Tiene 22 años y es un genio; bilingüe en inglés y español, fue número uno en selectividad y premio extraordinario de bachillerato. Tras empezar la carrera en Madrid, consiguió una prestigiosa beca internacional para continuar sus estudios en Estados Unidos.
Se incorporó este curso a la universidad estadounidense y, de pronto, las cosas empezaron a torcerse.
Fue enhebrando enfermedades una detrás de otra, gripe, bronquitis, gastritis; al final sufría mareos, taquicardias.
Por primera vez en toda su vida obtuvo malas notas y cada día fueron empeorando.
Le diagnosticaron depresión y ansiedad y volvió a casa sin terminar las clases.
Aún podría regresar en septiembre y, haciendo un esfuerzo, salvar el año y la beca. Pero se siente incapaz: “No conseguía ni siquiera entender lo que me decían. Era como si no supiera hablar inglés”.
He aquí el maldito enemigo interior haciendo de las suyas.

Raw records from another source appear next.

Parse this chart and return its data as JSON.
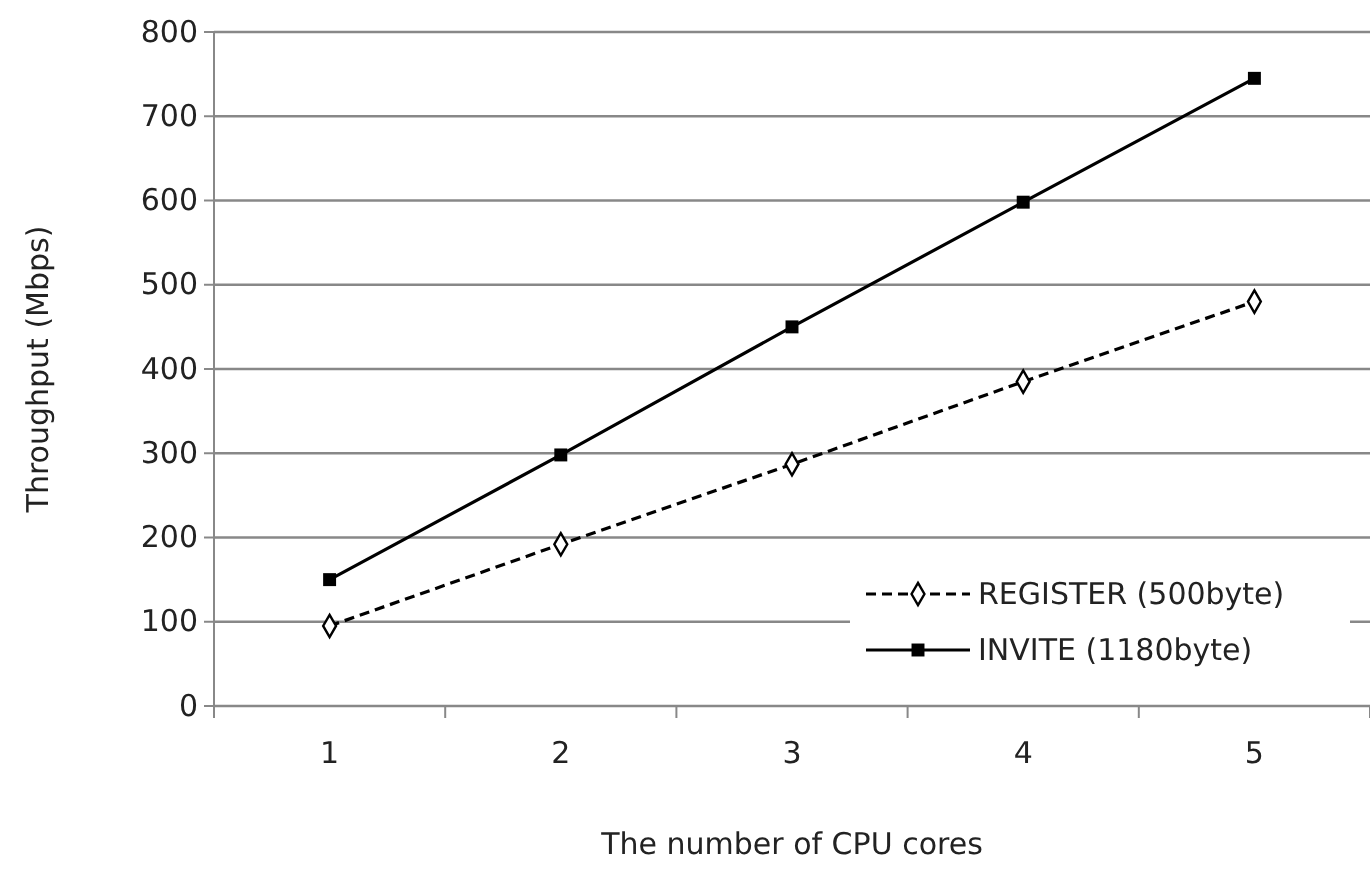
{
  "chart_data": {
    "type": "line",
    "xlabel": "The number of CPU cores",
    "ylabel": "Throughput (Mbps)",
    "categories": [
      "1",
      "2",
      "3",
      "4",
      "5"
    ],
    "series": [
      {
        "name": "REGISTER (500byte)",
        "color": "#000000",
        "values": [
          95,
          192,
          287,
          385,
          480
        ],
        "marker": "diamond",
        "line_style": "dashed"
      },
      {
        "name": "INVITE (1180byte)",
        "color": "#000000",
        "values": [
          150,
          298,
          450,
          598,
          745
        ],
        "marker": "square",
        "line_style": "solid"
      }
    ],
    "ylim": [
      0,
      800
    ],
    "yticks": [
      0,
      100,
      200,
      300,
      400,
      500,
      600,
      700,
      800
    ],
    "grid": "y",
    "legend": "bottom right"
  }
}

Qué extrañas, enfermas criaturas somos los humanos: por si la vida no bastara para aporrearnos; por si no tuviera ya toda existencia su cuota de conflictos, de sufrimiento, de adversarios tocapelotas y envidiosos malignos, resulta que además nos las solemos apañar muy bien para convertirnos en la peor compañía para nosotros mismos.
Es lo que se llama la tentación del fracaso, una oscura atracción por el daño y la derrota, un resbaladizo coqueteo con los abismos. Como dice mi amiga la violinista Mirari:
“Es eso que hace que, justo el día que te tienes que levantar a las seis, te acuestes la noche anterior a las dos de la madrugada”.
El enemigo en casa.
Convivimos con un tirano íntimo que nos lo hace todo mucho más difícil.

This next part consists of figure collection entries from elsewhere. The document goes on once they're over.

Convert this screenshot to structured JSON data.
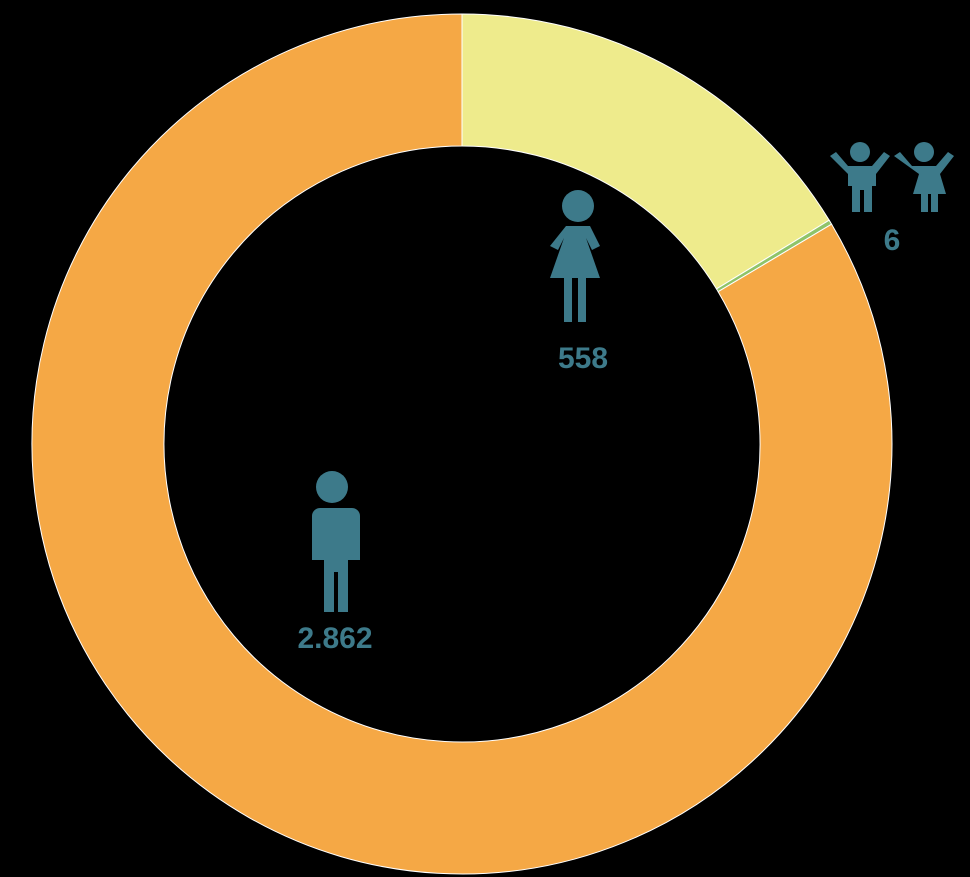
{
  "chart_data": {
    "type": "donut",
    "values": [
      558,
      6,
      2862
    ],
    "value_labels": [
      "558",
      "6",
      "2.862"
    ],
    "colors": [
      "#eeeb8c",
      "#8fc46a",
      "#f5a845"
    ]
  }
}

Y además actúa de una manera capciosa, de modo que muchas personas se pasan la existencia ignorando que son ellas mismas quienes se están saboteando.
Por ejemplo, rechazan determinadas promociones laborales porque dicen preferir una vida más sencilla, cuando lo cierto es que el reto les aterra; o bien aseguran que en realidad no les gusta tanto escribir, o hacer teatro, o dedicarse a las carreras de motos; que sólo son aficiones juveniles y que prefieren ser, por ejemplo, abogados, cuando lo que sucede es que se mueren de miedo de probar y no valer, de querer y no llegar.
Convivimos con un tirano íntimo que nos lo hace todo mucho más difícil
Y así, puede haber quien se queje amargamente de su mala suerte amorosa, sin advertir que siempre escoge al amante inadecuado: el que vive muy lejos, el que ya está emparejado y carece de futuro.
Y luego está ese clásico que consiste en forzar una ruptura por miedo a que la otra persona rompa contigo, o porque estás demasiado bien con ella y, como esa dicha tendrá que acabarse algún día, prefieres, antes de sufrir más, pegarte un hachazo en el corazón ahora mismo.
El miedo a la felicidad y la tentación del fracaso son las dos caras roñosas de la misma moneda.
Sé bien que no todo el mundo es igual de autodestructivo, pero ¿quién no ha sentido alguna vez cómo se ponía en marcha en su interior esa bola de nieve que poco a poco amenazaba con arrasarlo todo?
Basta con ser demasiado perfeccionista, basta con fallar en algo que te interese mucho, basta con sentir tu propia fragilidad y no saber asumirla para que empieces a boicotearte, para que cada vez seas más incapaz de hacer las cosas bien, para desear salir corriendo hacia el precipicio, que el final sea rápido, morir ya para no tener que seguir soportando la agonía de la lucha, alcanzar la pasividad final de los vencidos, la congelada paz de los cementerios.
Me encantaría poder decirle al hijo de mi amiga que su inseguridad se arregla con el tiempo, pero la verdad es que creo que esa línea de sombra nos acompaña siempre.
Eso sí, podemos aprender a convivir con ella, a desdramatizar nuestros dramatismos, a no darle tanta importancia a las derrotas. Nadie fracasa en todo, de la misma manera que nadie triunfa en todo.
La frustración forma parte de la vida, los miedos son siempre más grandes que las heridas reales y desde luego nadie tiene tan mala opinión de ti como tu maldito enemigo interior.